US consumer confidence for the month of December has just been reported by the University of Michigan. The index value is 99.3 points with expectations of 99.2. The previous month’s value was 96.8. Here are the detailed statements:
The Sentiment Index remained largely unchanged in late December at the same very favorable level recorded at mid-month. Most of the December gain was among upper income households, with those in the top third of the income distribution gaining 7.5% from last month and those in the bottom two-thirds posting a gain of just 0.8%. The recent shift favoring higher income households is in the opposite direction when compared with all-time peaks in the late 1990’s. The impeachment hearing had a barely noticeable impact on economic expectations, as it was mentioned by just 2% of all consumers in the December survey.

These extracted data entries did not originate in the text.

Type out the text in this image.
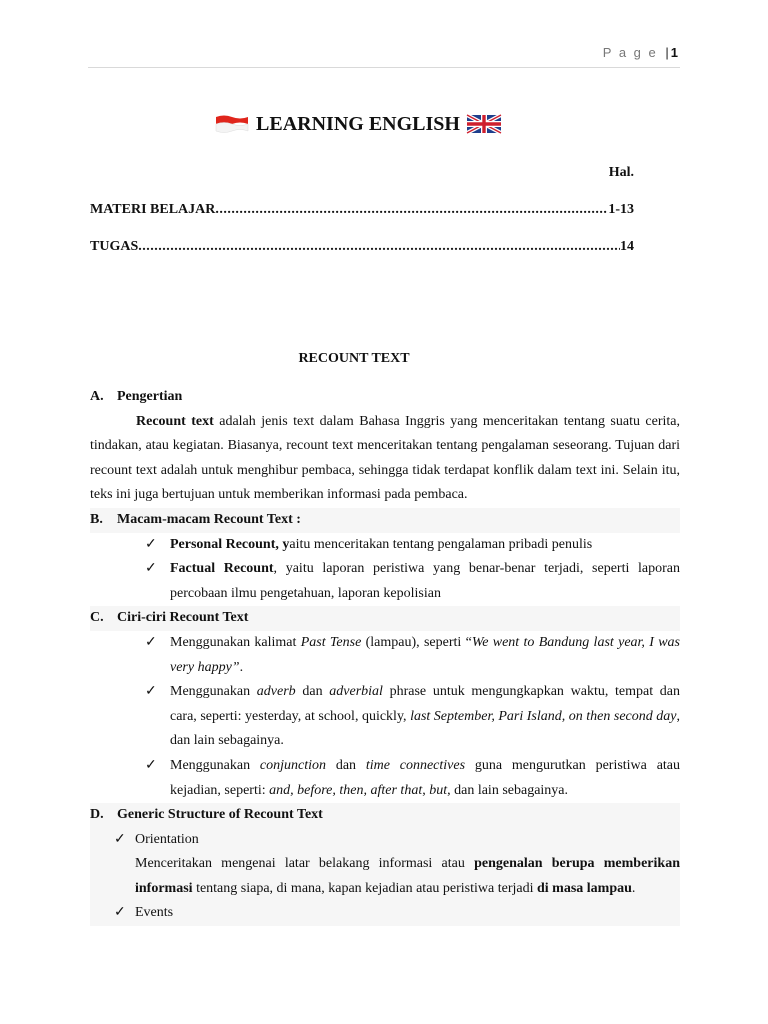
P a g e | 1
LEARNING ENGLISH
Hal.
MATERI BELAJAR .....	1-13
TUGAS .....	14
RECOUNT TEXT
A. Pengertian
Recount text adalah jenis text dalam Bahasa Inggris yang menceritakan tentang suatu cerita, tindakan, atau kegiatan. Biasanya, recount text menceritakan tentang pengalaman seseorang. Tujuan dari recount text adalah untuk menghibur pembaca, sehingga tidak terdapat konflik dalam text ini. Selain itu, teks ini juga bertujuan untuk memberikan informasi pada pembaca.
B.	Macam-macam Recount Text :
✓ Personal Recount, yaitu menceritakan tentang pengalaman pribadi penulis
✓ Factual Recount, yaitu laporan peristiwa yang benar-benar terjadi, seperti laporan percobaan ilmu pengetahuan, laporan kepolisian
C. Ciri-ciri Recount Text
✓ Menggunakan kalimat Past Tense (lampau), seperti “We went to Bandung last year, I was very happy”.
✓ Menggunakan adverb dan adverbial phrase untuk mengungkapkan waktu, tempat dan cara, seperti: yesterday, at school, quickly, last September, Pari Island, on then second day, dan lain sebagainya.
✓ Menggunakan conjunction dan time connectives guna mengurutkan peristiwa atau kejadian, seperti: and, before, then, after that, but, dan lain sebagainya.
D. Generic Structure of Recount Text
✓ Orientation
Menceritakan mengenai latar belakang informasi atau pengenalan berupa memberikan informasi tentang siapa, di mana, kapan kejadian atau peristiwa terjadi di masa lampau.
✓ Events
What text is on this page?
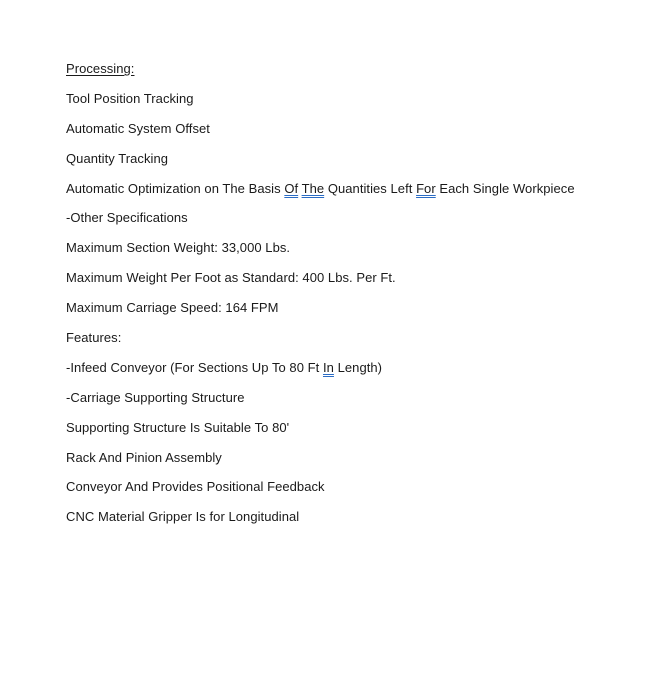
Processing:
Tool Position Tracking
Automatic System Offset
Quantity Tracking
Automatic Optimization on The Basis Of The Quantities Left For Each Single Workpiece
-Other Specifications
Maximum Section Weight: 33,000 Lbs.
Maximum Weight Per Foot as Standard: 400 Lbs. Per Ft.
Maximum Carriage Speed: 164 FPM
Features:
-Infeed Conveyor (For Sections Up To 80 Ft In Length)
-Carriage Supporting Structure
Supporting Structure Is Suitable To 80'
Rack And Pinion Assembly
Conveyor And Provides Positional Feedback
CNC Material Gripper Is for Longitudinal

Inflation expectations declined in the December survey, with both the year-ahead and five-year expected inflation rates falling. For the year-ahead, an annual inflation rate of 2.3% was expected, the lowest since 2.2% was recorded twice, in December 2016 and September 2010 prior to the Great Recession’s lows. Over the next five years, consumers expected an annual inflation rate of just 2.2% in December 2019, the lowest level since this question was first introduced in the late 1970s.
It is of some interest to compare the two best extended periods of optimism in the history of the surveys, both of which included an impeachment: the four years from 1997 to 2000, when the Sentiment Index averaged 105.3, and the three years from 2017 to 2019 when the Index averaged 97.0 (see the Chart). On average, the 2017-2019 Index was 92% of the earlier period. Surprisingly, for the bottom 10% in the income distribution, the Index was 96% of the earlier period, while the top 10% the Index was just 89% of the earlier period. There was little difference across income thirds: 93% for the lowest third to 91% for the highest.